The two major fluid flow systems of the human body, blood circulation and respiration, experience timewise pulsations. The variations of the fluid velocity during a pulsation/respiration cycle give rise to transitions in the flow regime during the course of a cycle. At the lowest fluid velocity encountered in the cycle, it is likely that the flow is laminar. As the velocity increases, the laminar regime may transist into a regime called transitional intermittent. Further increases in velocity may lead either to the fully developed intermittent regime or to the fully developed turbulent regime. Once the velocity attains a maximum and begins to decrease, the process of laminarization may be initiated wherein a succession of flow regimes may occur in opposite order to that described in the foregoing.

The current capabilities of numerical simulation are limited to a single, user-specified flow regime, either laminar or turbulent. Consequently, the successive spontaneous flow regime transitions encountered in human-body fluid flows have been heretofore beyond the reach of biomedical investigators. Indeed, a thoroughgoing literature review failed to unearth any biomedical-oriented publications in which flow regime transitions have been taken into account.

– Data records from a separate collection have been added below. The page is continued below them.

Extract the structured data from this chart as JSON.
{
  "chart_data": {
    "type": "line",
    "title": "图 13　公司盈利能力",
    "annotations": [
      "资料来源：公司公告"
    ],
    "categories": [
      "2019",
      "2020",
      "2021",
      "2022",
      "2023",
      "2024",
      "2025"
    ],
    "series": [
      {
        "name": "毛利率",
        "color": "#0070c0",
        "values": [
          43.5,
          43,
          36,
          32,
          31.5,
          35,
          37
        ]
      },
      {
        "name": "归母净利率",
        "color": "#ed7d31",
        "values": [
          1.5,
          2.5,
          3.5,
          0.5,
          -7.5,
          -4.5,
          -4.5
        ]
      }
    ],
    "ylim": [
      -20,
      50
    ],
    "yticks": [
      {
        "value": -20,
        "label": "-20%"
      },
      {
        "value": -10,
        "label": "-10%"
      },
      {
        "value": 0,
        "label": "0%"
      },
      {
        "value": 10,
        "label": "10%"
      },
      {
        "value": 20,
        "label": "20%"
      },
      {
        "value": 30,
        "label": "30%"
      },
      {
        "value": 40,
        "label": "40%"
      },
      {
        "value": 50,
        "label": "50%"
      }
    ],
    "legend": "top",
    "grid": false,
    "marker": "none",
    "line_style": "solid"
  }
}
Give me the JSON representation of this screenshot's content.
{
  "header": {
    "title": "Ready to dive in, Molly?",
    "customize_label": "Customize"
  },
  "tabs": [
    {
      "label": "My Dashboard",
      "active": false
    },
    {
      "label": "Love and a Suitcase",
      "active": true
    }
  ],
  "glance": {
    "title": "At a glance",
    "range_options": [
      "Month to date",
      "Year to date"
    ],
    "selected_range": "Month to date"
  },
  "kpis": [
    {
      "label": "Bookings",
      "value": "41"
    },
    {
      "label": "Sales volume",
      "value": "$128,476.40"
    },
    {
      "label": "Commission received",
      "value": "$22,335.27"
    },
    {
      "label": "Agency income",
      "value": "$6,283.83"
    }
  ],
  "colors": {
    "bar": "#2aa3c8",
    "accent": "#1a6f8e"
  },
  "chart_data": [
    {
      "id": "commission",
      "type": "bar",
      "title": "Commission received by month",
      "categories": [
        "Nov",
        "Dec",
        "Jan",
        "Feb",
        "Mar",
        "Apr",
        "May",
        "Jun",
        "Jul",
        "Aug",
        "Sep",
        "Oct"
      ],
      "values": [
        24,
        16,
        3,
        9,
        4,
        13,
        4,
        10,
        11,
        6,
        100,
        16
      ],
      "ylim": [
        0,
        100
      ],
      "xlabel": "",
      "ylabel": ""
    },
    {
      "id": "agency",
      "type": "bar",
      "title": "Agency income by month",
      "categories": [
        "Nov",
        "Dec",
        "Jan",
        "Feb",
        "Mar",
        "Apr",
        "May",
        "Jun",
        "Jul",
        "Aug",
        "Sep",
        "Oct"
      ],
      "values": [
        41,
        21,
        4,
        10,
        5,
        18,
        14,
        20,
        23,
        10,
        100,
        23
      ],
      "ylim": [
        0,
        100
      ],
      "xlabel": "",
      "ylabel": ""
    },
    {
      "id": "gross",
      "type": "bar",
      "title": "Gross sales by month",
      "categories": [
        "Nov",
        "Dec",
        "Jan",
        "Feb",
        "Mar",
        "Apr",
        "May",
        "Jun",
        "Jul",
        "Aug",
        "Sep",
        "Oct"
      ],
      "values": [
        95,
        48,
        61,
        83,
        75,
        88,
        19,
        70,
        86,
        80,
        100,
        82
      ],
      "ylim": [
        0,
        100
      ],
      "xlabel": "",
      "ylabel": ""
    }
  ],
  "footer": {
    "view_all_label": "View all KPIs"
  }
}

The present investigation is aimed at applying, for the first time, a flow transition model previously developed for steady flows to unsteady flows. The flows to be considered are timewise periodic, with amplitudes, periods, and mean values appropriate to blood flows in large arteries. Special consideration will be given to the magnitudes of the wall shear stresses that are created by such flows, since the accumulation of plaque depends decisively on the shear. The work will also take account of variations in the flow geometry.